So what does it mean to glorify the Father? Let’s turn to Romans 11:36.

"All things are from him and through him and to him, to him be glory for
ever."

And it says in Hebrews 2:20, “All things exist for him and by him.”

To put it simply, the Bible is saying that God is the central reality in the universe.
Everything was made by him. Everything is made for him. We humans often act
like we are the centre of the universe. We live in the ‘me’ generation. And that is
deadly wrong.

To glorify God simply means we spend our lives making him our ultimate
treasure. We are to be flashing sign posts, pointing to God as the most valuable
and precious thing in the entire universe. When people see us, they should see
God. We worship him in everything we do, we give him praise in all our words
and deeds, and we are obedient to him in every aspect of our lives. That’s
glorifying him.

It’s not about a stable income, or being a regular churchgoer or doing social
service. It’s really about spending an entire lifetime, glorifying him and then after
that, being glorified with him in heaven.

In order to teach our children how to glorify God, there are two things we need
to do. The first is to teach them who the Father is. The second is to give them a
God-confidence or God-esteem.

1. Know the Father


Let’s talk about teaching our children about God. We must teach our children
who he is, what he has done in history and what he promises to do. We teach our
children that God is the creator-owner of the world and that is good. We teach
them that God made all of us and that is true. We tell our children that God loves
us and that is wonderful. But you know, that’s only half the story. The Bible says
in Psalm 34:11,

“Come, O children, listen to me; I will teach you the fear of the Lord.”

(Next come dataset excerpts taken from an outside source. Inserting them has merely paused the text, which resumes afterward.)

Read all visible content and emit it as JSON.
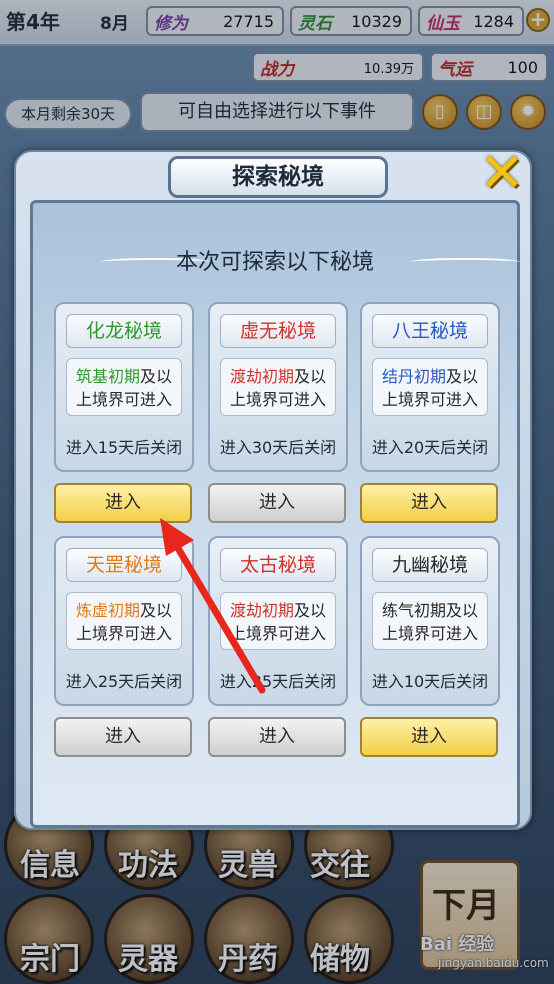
{
  "header": {
    "year": "第4年",
    "month": "8月",
    "stats": [
      {
        "label": "修为",
        "value": "27715",
        "color": "#7a3fa0"
      },
      {
        "label": "灵石",
        "value": "10329",
        "color": "#2e8a2e"
      },
      {
        "label": "仙玉",
        "value": "1284",
        "color": "#c02b6b"
      }
    ],
    "plus": "+",
    "power": {
      "label": "战力",
      "value": "10.39万",
      "color": "#c0261e"
    },
    "luck": {
      "label": "气运",
      "value": "100",
      "color": "#c0261e"
    }
  },
  "event_bar": {
    "days_left": "本月剩余30天",
    "hint": "可自由选择进行以下事件"
  },
  "modal": {
    "title": "探索秘境",
    "subtitle": "本次可探索以下秘境",
    "close_icon": "close-x-icon",
    "realms": [
      {
        "name": "化龙秘境",
        "name_color": "#2f9a2f",
        "req_highlight": "筑基初期",
        "req_color": "#2f9a2f",
        "req_rest": "及以",
        "req_line2": "上境界可进入",
        "close_text": "进入15天后关闭",
        "enter": "进入",
        "enter_style": "gold"
      },
      {
        "name": "虚无秘境",
        "name_color": "#d0342c",
        "req_highlight": "渡劫初期",
        "req_color": "#d0342c",
        "req_rest": "及以",
        "req_line2": "上境界可进入",
        "close_text": "进入30天后关闭",
        "enter": "进入",
        "enter_style": "gray"
      },
      {
        "name": "八王秘境",
        "name_color": "#2a58c4",
        "req_highlight": "结丹初期",
        "req_color": "#2a58c4",
        "req_rest": "及以",
        "req_line2": "上境界可进入",
        "close_text": "进入20天后关闭",
        "enter": "进入",
        "enter_style": "gold"
      },
      {
        "name": "天罡秘境",
        "name_color": "#e07a16",
        "req_highlight": "炼虚初期",
        "req_color": "#e07a16",
        "req_rest": "及以",
        "req_line2": "上境界可进入",
        "close_text": "进入25天后关闭",
        "enter": "进入",
        "enter_style": "gray"
      },
      {
        "name": "太古秘境",
        "name_color": "#d0342c",
        "req_highlight": "渡劫初期",
        "req_color": "#d0342c",
        "req_rest": "及以",
        "req_line2": "上境界可进入",
        "close_text": "进入25天后关闭",
        "enter": "进入",
        "enter_style": "gray"
      },
      {
        "name": "九幽秘境",
        "name_color": "#2a2a2a",
        "req_highlight": "练气初期",
        "req_color": "#2a2a2a",
        "req_rest": "及以",
        "req_line2": "上境界可进入",
        "close_text": "进入10天后关闭",
        "enter": "进入",
        "enter_style": "gold"
      }
    ]
  },
  "bottom_menu": {
    "row1": [
      "信息",
      "功法",
      "灵兽",
      "交往"
    ],
    "row2": [
      "宗门",
      "灵器",
      "丹药",
      "储物"
    ],
    "next_month": "下月"
  },
  "watermark": {
    "main": "Bai 经验",
    "sub": "jingyan.baidu.com"
  }
}
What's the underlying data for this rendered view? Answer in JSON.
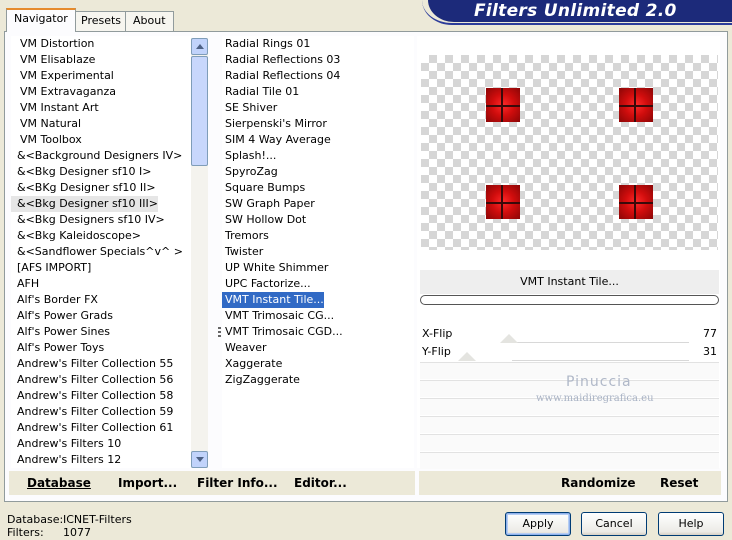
{
  "tabs": [
    {
      "label": "Navigator",
      "active": true
    },
    {
      "label": "Presets",
      "active": false
    },
    {
      "label": "About",
      "active": false
    }
  ],
  "app_title": "Filters Unlimited 2.0",
  "categories": [
    "VM Distortion",
    "VM Elisablaze",
    "VM Experimental",
    "VM Extravaganza",
    "VM Instant Art",
    "VM Natural",
    "VM Toolbox",
    "&<Background Designers IV>",
    "&<Bkg Designer sf10 I>",
    "&<BKg Designer sf10 II>",
    "&<Bkg Designer sf10 III>",
    "&<Bkg Designers sf10 IV>",
    "&<Bkg Kaleidoscope>",
    "&<Sandflower Specials^v^ >",
    "[AFS IMPORT]",
    "AFH",
    "Alf's Border FX",
    "Alf's Power Grads",
    "Alf's Power Sines",
    "Alf's Power Toys",
    "Andrew's Filter Collection 55",
    "Andrew's Filter Collection 56",
    "Andrew's Filter Collection 58",
    "Andrew's Filter Collection 59",
    "Andrew's Filter Collection 61",
    "Andrew's Filters 10",
    "Andrew's Filters 12"
  ],
  "selected_category_index": 10,
  "filters": [
    "Radial  Rings 01",
    "Radial Reflections 03",
    "Radial Reflections 04",
    "Radial Tile 01",
    "SE Shiver",
    "Sierpenski's Mirror",
    "SIM 4 Way Average",
    "Splash!...",
    "SpyroZag",
    "Square Bumps",
    "SW Graph Paper",
    "SW Hollow Dot",
    "Tremors",
    "Twister",
    "UP White Shimmer",
    "UPC Factorize...",
    "VMT Instant Tile...",
    "VMT Trimosaic CG...",
    "VMT Trimosaic CGD...",
    "Weaver",
    "Xaggerate",
    "ZigZaggerate"
  ],
  "selected_filter_index": 16,
  "current_filter_name": "VMT Instant Tile...",
  "sliders": [
    {
      "label": "X-Flip",
      "value": "77",
      "level": 77
    },
    {
      "label": "Y-Flip",
      "value": "31",
      "level": 31
    }
  ],
  "watermark": {
    "name": "Pinuccia",
    "site": "www.maidiregrafica.eu"
  },
  "left_bar": {
    "database": "Database",
    "import": "Import...",
    "filter_info": "Filter Info...",
    "editor": "Editor..."
  },
  "right_bar": {
    "randomize": "Randomize",
    "reset": "Reset"
  },
  "info": {
    "database_label": "Database:",
    "database_value": "ICNET-Filters",
    "filters_label": "Filters:",
    "filters_value": "1077"
  },
  "buttons": {
    "apply": "Apply",
    "cancel": "Cancel",
    "help": "Help"
  }
}
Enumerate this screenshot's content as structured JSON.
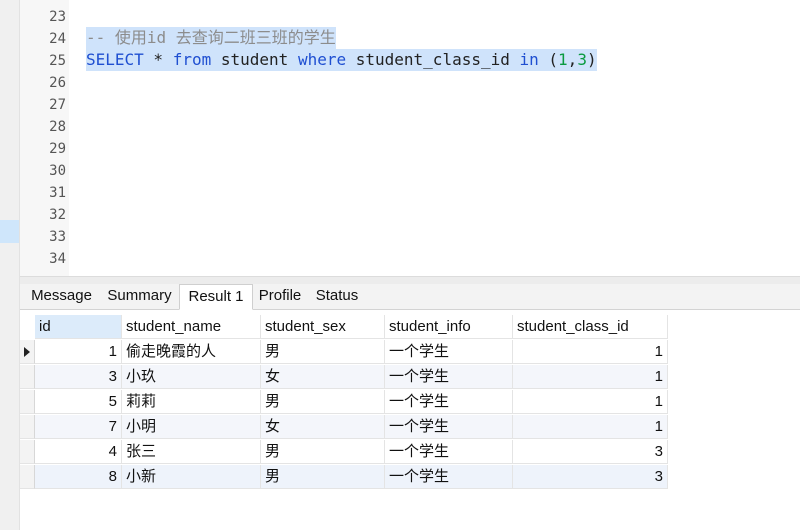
{
  "editor": {
    "line_numbers": [
      "23",
      "24",
      "25",
      "26",
      "27",
      "28",
      "29",
      "30",
      "31",
      "32",
      "33",
      "34"
    ],
    "comment_line": "-- 使用id 去查询二班三班的学生",
    "sql": {
      "kw1": "SELECT",
      "star": " * ",
      "kw2": "from",
      "table": " student ",
      "kw3": "where",
      "col": " student_class_id ",
      "kw4": "in",
      "open": " (",
      "n1": "1",
      "comma": ",",
      "n2": "3",
      "close": ")"
    }
  },
  "tabs": [
    "Message",
    "Summary",
    "Result 1",
    "Profile",
    "Status"
  ],
  "active_tab": "Result 1",
  "grid": {
    "columns": [
      "id",
      "student_name",
      "student_sex",
      "student_info",
      "student_class_id"
    ],
    "rows": [
      {
        "id": "1",
        "name": "偷走晚霞的人",
        "sex": "男",
        "info": "一个学生",
        "class_id": "1"
      },
      {
        "id": "3",
        "name": "小玖",
        "sex": "女",
        "info": "一个学生",
        "class_id": "1"
      },
      {
        "id": "5",
        "name": "莉莉",
        "sex": "男",
        "info": "一个学生",
        "class_id": "1"
      },
      {
        "id": "7",
        "name": "小明",
        "sex": "女",
        "info": "一个学生",
        "class_id": "1"
      },
      {
        "id": "4",
        "name": "张三",
        "sex": "男",
        "info": "一个学生",
        "class_id": "3"
      },
      {
        "id": "8",
        "name": "小新",
        "sex": "男",
        "info": "一个学生",
        "class_id": "3"
      }
    ]
  }
}
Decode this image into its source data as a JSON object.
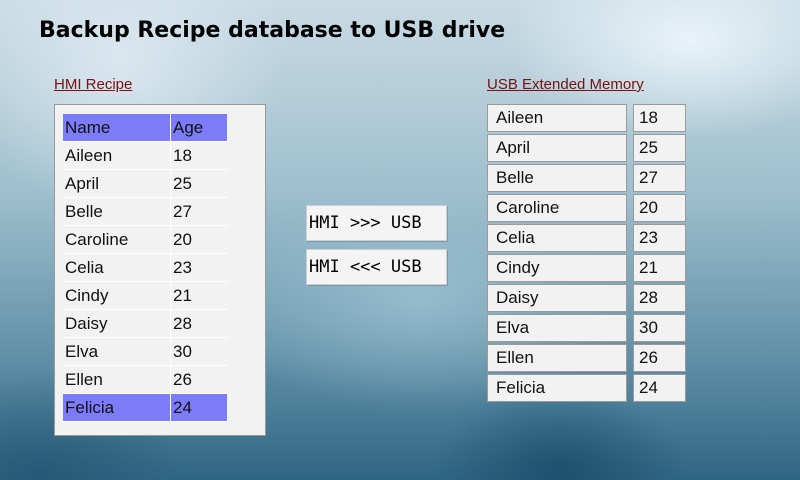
{
  "title": "Backup Recipe database to USB drive",
  "hmi": {
    "link_label": "HMI Recipe",
    "header": {
      "name": "Name",
      "age": "Age"
    },
    "rows": [
      {
        "name": "Aileen",
        "age": "18"
      },
      {
        "name": "April",
        "age": "25"
      },
      {
        "name": "Belle",
        "age": "27"
      },
      {
        "name": "Caroline",
        "age": "20"
      },
      {
        "name": "Celia",
        "age": "23"
      },
      {
        "name": "Cindy",
        "age": "21"
      },
      {
        "name": "Daisy",
        "age": "28"
      },
      {
        "name": "Elva",
        "age": "30"
      },
      {
        "name": "Ellen",
        "age": "26"
      },
      {
        "name": "Felicia",
        "age": "24"
      }
    ],
    "selected_name": "Felicia"
  },
  "buttons": {
    "to_usb": "HMI >>> USB",
    "to_hmi": "HMI <<< USB"
  },
  "usb": {
    "link_label": "USB Extended Memory",
    "rows": [
      {
        "name": "Aileen",
        "age": "18"
      },
      {
        "name": "April",
        "age": "25"
      },
      {
        "name": "Belle",
        "age": "27"
      },
      {
        "name": "Caroline",
        "age": "20"
      },
      {
        "name": "Celia",
        "age": "23"
      },
      {
        "name": "Cindy",
        "age": "21"
      },
      {
        "name": "Daisy",
        "age": "28"
      },
      {
        "name": "Elva",
        "age": "30"
      },
      {
        "name": "Ellen",
        "age": "26"
      },
      {
        "name": "Felicia",
        "age": "24"
      }
    ]
  },
  "colors": {
    "header_highlight": "#7c7cf8",
    "link": "#7a1010"
  }
}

Do we teach our children to fear the Lord? I’m not just talking about respect for
God or an acknowledgement of his authority. I’m saying, are we scared of the
holy God? Are we afraid—we mortal sinful creatures—of the sovereign God who
will punish all evil and sin and unrighteousness? Do we teach our children this
fear?

Fear the Lord


Oh come on, some of you are saying, why scare the kids like that? That’s terrible.
I want them to love God, not be afraid of him. But that’s the problem! We don’t
teach children to fear God anymore. We teach them that God is love, that he will
forgive our sins, that he wants the best for us. All true.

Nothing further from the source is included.